NU researchers have so far focused on regenerating bone or cartilage, which requires optimizing matrices to "dress" existing cells or knit around growth factors, namely naturally occurring proteins deployed by the body when there's an injury.

"This matrix technology addresses the regeneration problem in a highly non-invasive way," Stupp said. The standard spinal fusion surgery is a bone graft: taking a patient's own bone, say, from his hip, and using that help to fuse vertebrae. That potentially could be two times under the knife, two hospital bills, and ultimately, two times the pain and risk.

"Our nanotechnology circumvents all of that. It avoids the need for harvesting of bone and use of large amounts of growth factor."

The fact is that a few years ago, Stupp and his colleagues have used this technology of directing molecules to repair and regenerate to help paralyzed mice walk again. After receiving an injection of custom-made molecules, the mice, paralyzed from the waist down, were attempting to run just a few weeks later.

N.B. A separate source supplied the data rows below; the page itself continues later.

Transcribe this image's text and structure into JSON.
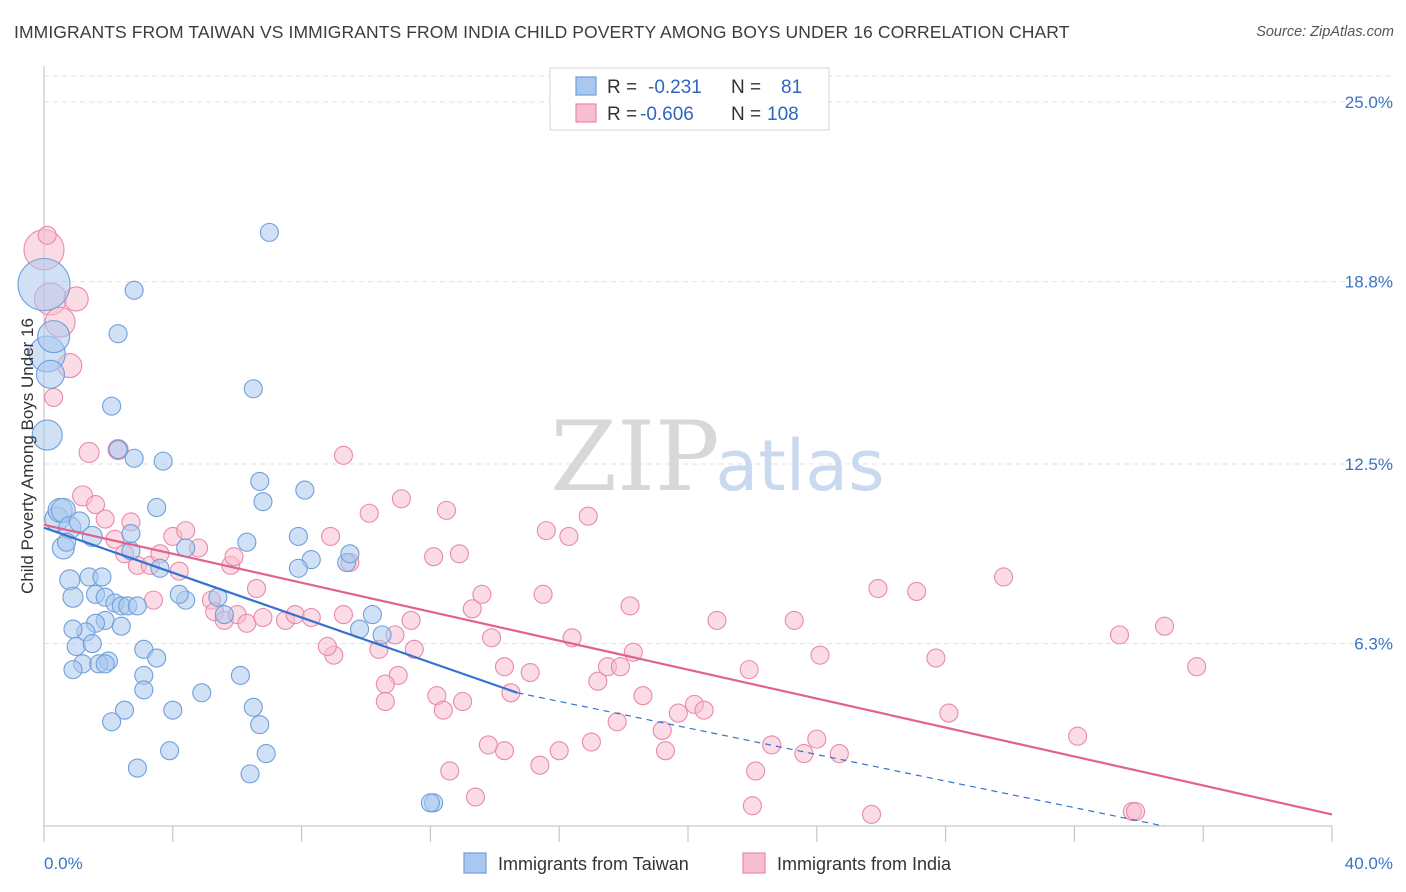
{
  "header": {
    "title": "IMMIGRANTS FROM TAIWAN VS IMMIGRANTS FROM INDIA CHILD POVERTY AMONG BOYS UNDER 16 CORRELATION CHART",
    "source": "Source: ZipAtlas.com"
  },
  "watermark": {
    "zip": "ZIP",
    "atlas": "atlas"
  },
  "legend": {
    "taiwan": {
      "r_label": "R =",
      "r_value": "-0.231",
      "n_label": "N =",
      "n_value": "81"
    },
    "india": {
      "r_label": "R =",
      "r_value": "-0.606",
      "n_label": "N =",
      "n_value": "108"
    }
  },
  "bottom_legend": {
    "taiwan": "Immigrants from Taiwan",
    "india": "Immigrants from India"
  },
  "chart_data": {
    "type": "scatter",
    "ylabel": "Child Poverty Among Boys Under 16",
    "xlim": [
      0,
      40
    ],
    "ylim": [
      0,
      25.9
    ],
    "x_tick_labels": {
      "min": "0.0%",
      "max": "40.0%"
    },
    "y_ticks": [
      {
        "value": 6.3,
        "label": "6.3%"
      },
      {
        "value": 12.5,
        "label": "12.5%"
      },
      {
        "value": 18.8,
        "label": "18.8%"
      },
      {
        "value": 25.0,
        "label": "25.0%"
      }
    ],
    "grid": true,
    "legend_position": "top-center",
    "colors": {
      "taiwan_fill": "#aac8ef",
      "taiwan_stroke": "#6f9fdc",
      "taiwan_line": "#3572d0",
      "india_fill": "#f7bdd0",
      "india_stroke": "#e98aa9",
      "india_line": "#e0628d"
    },
    "series": [
      {
        "name": "Immigrants from Taiwan",
        "trend": {
          "x": [
            0,
            14.7
          ],
          "y": [
            10.3,
            4.6
          ],
          "dashed_to": [
            40,
            -1.2
          ]
        },
        "points": [
          [
            0.0,
            18.7,
            26
          ],
          [
            0.1,
            16.3,
            18
          ],
          [
            0.2,
            15.6,
            14
          ],
          [
            0.3,
            16.9,
            16
          ],
          [
            0.1,
            13.5,
            15
          ],
          [
            0.4,
            10.6,
            12
          ],
          [
            0.5,
            10.9,
            12
          ],
          [
            0.6,
            10.9,
            12
          ],
          [
            0.8,
            10.3,
            11
          ],
          [
            1.1,
            10.5,
            10
          ],
          [
            0.6,
            9.6,
            11
          ],
          [
            0.7,
            9.8,
            9
          ],
          [
            1.5,
            10.0,
            10
          ],
          [
            0.8,
            8.5,
            10
          ],
          [
            0.9,
            7.9,
            10
          ],
          [
            1.4,
            8.6,
            9
          ],
          [
            1.8,
            8.6,
            9
          ],
          [
            1.6,
            8.0,
            9
          ],
          [
            1.9,
            7.9,
            9
          ],
          [
            2.2,
            7.7,
            9
          ],
          [
            2.4,
            7.6,
            9
          ],
          [
            2.6,
            7.6,
            9
          ],
          [
            2.9,
            7.6,
            9
          ],
          [
            1.9,
            7.1,
            9
          ],
          [
            1.6,
            7.0,
            9
          ],
          [
            1.3,
            6.7,
            9
          ],
          [
            0.9,
            6.8,
            9
          ],
          [
            1.0,
            6.2,
            9
          ],
          [
            1.5,
            6.3,
            9
          ],
          [
            2.0,
            5.7,
            9
          ],
          [
            1.2,
            5.6,
            9
          ],
          [
            1.7,
            5.6,
            9
          ],
          [
            1.9,
            5.6,
            9
          ],
          [
            0.9,
            5.4,
            9
          ],
          [
            2.4,
            6.9,
            9
          ],
          [
            3.1,
            6.1,
            9
          ],
          [
            3.5,
            5.8,
            9
          ],
          [
            3.1,
            5.2,
            9
          ],
          [
            3.1,
            4.7,
            9
          ],
          [
            2.5,
            4.0,
            9
          ],
          [
            2.1,
            3.6,
            9
          ],
          [
            2.9,
            2.0,
            9
          ],
          [
            3.9,
            2.6,
            9
          ],
          [
            4.0,
            4.0,
            9
          ],
          [
            4.9,
            4.6,
            9
          ],
          [
            4.4,
            7.8,
            9
          ],
          [
            5.4,
            7.9,
            9
          ],
          [
            5.6,
            7.3,
            9
          ],
          [
            4.4,
            9.6,
            9
          ],
          [
            3.6,
            8.9,
            9
          ],
          [
            2.7,
            9.5,
            9
          ],
          [
            2.7,
            10.1,
            9
          ],
          [
            3.5,
            11.0,
            9
          ],
          [
            2.8,
            12.7,
            9
          ],
          [
            2.3,
            13.0,
            9
          ],
          [
            3.7,
            12.6,
            9
          ],
          [
            2.1,
            14.5,
            9
          ],
          [
            2.3,
            17.0,
            9
          ],
          [
            2.8,
            18.5,
            9
          ],
          [
            6.5,
            15.1,
            9
          ],
          [
            7.0,
            20.5,
            9
          ],
          [
            6.7,
            11.9,
            9
          ],
          [
            6.8,
            11.2,
            9
          ],
          [
            8.1,
            11.6,
            9
          ],
          [
            7.9,
            10.0,
            9
          ],
          [
            8.3,
            9.2,
            9
          ],
          [
            7.9,
            8.9,
            9
          ],
          [
            9.4,
            9.1,
            9
          ],
          [
            9.5,
            9.4,
            9
          ],
          [
            6.3,
            9.8,
            9
          ],
          [
            6.1,
            5.2,
            9
          ],
          [
            6.5,
            4.1,
            9
          ],
          [
            6.7,
            3.5,
            9
          ],
          [
            6.9,
            2.5,
            9
          ],
          [
            6.4,
            1.8,
            9
          ],
          [
            12.1,
            0.8,
            9
          ],
          [
            12.0,
            0.8,
            9
          ],
          [
            9.8,
            6.8,
            9
          ],
          [
            10.5,
            6.6,
            9
          ],
          [
            10.2,
            7.3,
            9
          ],
          [
            4.2,
            8.0,
            9
          ]
        ]
      },
      {
        "name": "Immigrants from India",
        "trend": {
          "x": [
            0,
            40
          ],
          "y": [
            10.4,
            0.4
          ]
        },
        "points": [
          [
            0.0,
            19.9,
            20
          ],
          [
            0.2,
            18.2,
            16
          ],
          [
            0.5,
            17.4,
            15
          ],
          [
            1.0,
            18.2,
            12
          ],
          [
            0.8,
            15.9,
            12
          ],
          [
            1.4,
            12.9,
            10
          ],
          [
            2.3,
            13.0,
            10
          ],
          [
            1.2,
            11.4,
            10
          ],
          [
            1.6,
            11.1,
            9
          ],
          [
            1.9,
            10.6,
            9
          ],
          [
            2.2,
            9.9,
            9
          ],
          [
            2.7,
            10.5,
            9
          ],
          [
            2.5,
            9.4,
            9
          ],
          [
            2.9,
            9.0,
            9
          ],
          [
            3.3,
            9.0,
            9
          ],
          [
            3.6,
            9.4,
            9
          ],
          [
            4.0,
            10.0,
            9
          ],
          [
            4.4,
            10.2,
            9
          ],
          [
            4.8,
            9.6,
            9
          ],
          [
            4.2,
            8.8,
            9
          ],
          [
            3.4,
            7.8,
            9
          ],
          [
            5.2,
            7.8,
            9
          ],
          [
            5.3,
            7.4,
            9
          ],
          [
            5.6,
            7.1,
            9
          ],
          [
            5.8,
            9.0,
            9
          ],
          [
            5.9,
            9.3,
            9
          ],
          [
            6.0,
            7.3,
            9
          ],
          [
            6.3,
            7.0,
            9
          ],
          [
            6.8,
            7.2,
            9
          ],
          [
            6.6,
            8.2,
            9
          ],
          [
            7.5,
            7.1,
            9
          ],
          [
            7.8,
            7.3,
            9
          ],
          [
            8.3,
            7.2,
            9
          ],
          [
            8.9,
            10.0,
            9
          ],
          [
            9.5,
            9.1,
            9
          ],
          [
            9.3,
            7.3,
            9
          ],
          [
            9.0,
            5.9,
            9
          ],
          [
            8.8,
            6.2,
            9
          ],
          [
            9.3,
            12.8,
            9
          ],
          [
            10.1,
            10.8,
            9
          ],
          [
            11.1,
            11.3,
            9
          ],
          [
            12.5,
            10.9,
            9
          ],
          [
            12.1,
            9.3,
            9
          ],
          [
            12.9,
            9.4,
            9
          ],
          [
            13.3,
            7.5,
            9
          ],
          [
            13.6,
            8.0,
            9
          ],
          [
            11.4,
            7.1,
            9
          ],
          [
            10.9,
            6.6,
            9
          ],
          [
            10.4,
            6.1,
            9
          ],
          [
            11.5,
            6.1,
            9
          ],
          [
            11.0,
            5.2,
            9
          ],
          [
            10.6,
            4.9,
            9
          ],
          [
            10.6,
            4.3,
            9
          ],
          [
            12.2,
            4.5,
            9
          ],
          [
            12.4,
            4.0,
            9
          ],
          [
            13.0,
            4.3,
            9
          ],
          [
            13.9,
            6.5,
            9
          ],
          [
            14.3,
            5.5,
            9
          ],
          [
            14.5,
            4.6,
            9
          ],
          [
            15.1,
            5.3,
            9
          ],
          [
            15.5,
            8.0,
            9
          ],
          [
            15.6,
            10.2,
            9
          ],
          [
            16.3,
            10.0,
            9
          ],
          [
            16.9,
            10.7,
            9
          ],
          [
            16.4,
            6.5,
            9
          ],
          [
            17.2,
            5.0,
            9
          ],
          [
            17.5,
            5.5,
            9
          ],
          [
            17.9,
            5.5,
            9
          ],
          [
            18.2,
            7.6,
            9
          ],
          [
            18.3,
            6.0,
            9
          ],
          [
            17.8,
            3.6,
            9
          ],
          [
            18.6,
            4.5,
            9
          ],
          [
            17.0,
            2.9,
            9
          ],
          [
            16.0,
            2.6,
            9
          ],
          [
            15.4,
            2.1,
            9
          ],
          [
            14.3,
            2.6,
            9
          ],
          [
            13.8,
            2.8,
            9
          ],
          [
            12.6,
            1.9,
            9
          ],
          [
            13.4,
            1.0,
            9
          ],
          [
            19.2,
            3.3,
            9
          ],
          [
            19.3,
            2.6,
            9
          ],
          [
            19.7,
            3.9,
            9
          ],
          [
            20.2,
            4.2,
            9
          ],
          [
            20.5,
            4.0,
            9
          ],
          [
            20.9,
            7.1,
            9
          ],
          [
            21.9,
            5.4,
            9
          ],
          [
            22.6,
            2.8,
            9
          ],
          [
            22.1,
            1.9,
            9
          ],
          [
            22.0,
            0.7,
            9
          ],
          [
            23.3,
            7.1,
            9
          ],
          [
            23.6,
            2.5,
            9
          ],
          [
            24.0,
            3.0,
            9
          ],
          [
            24.7,
            2.5,
            9
          ],
          [
            24.1,
            5.9,
            9
          ],
          [
            25.7,
            0.4,
            9
          ],
          [
            25.9,
            8.2,
            9
          ],
          [
            27.1,
            8.1,
            9
          ],
          [
            27.7,
            5.8,
            9
          ],
          [
            28.1,
            3.9,
            9
          ],
          [
            29.8,
            8.6,
            9
          ],
          [
            32.1,
            3.1,
            9
          ],
          [
            33.4,
            6.6,
            9
          ],
          [
            33.8,
            0.5,
            9
          ],
          [
            33.9,
            0.5,
            9
          ],
          [
            34.8,
            6.9,
            9
          ],
          [
            35.8,
            5.5,
            9
          ],
          [
            0.3,
            14.8,
            9
          ],
          [
            0.1,
            20.4,
            9
          ]
        ]
      }
    ]
  }
}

Stupp and his NU colleagues are so far advanced in this type of regenerative medicine that they are contacting the U.S. Food and Drug Administration to seek approval to launch a clinical trial for spinal regeneration in humans, essentially growing new bone between vertebrae.

The next frontier for NU researchers is the marriage of stem cells with nanotechnology to create organs. Once they are able to couple the matrix with a stem cell, they will be able to design it not only to protect against premature cell death, but also to provide even more detailed instructions to the cell, such as whether to divide, replicate itself, or differentiate into another cell type.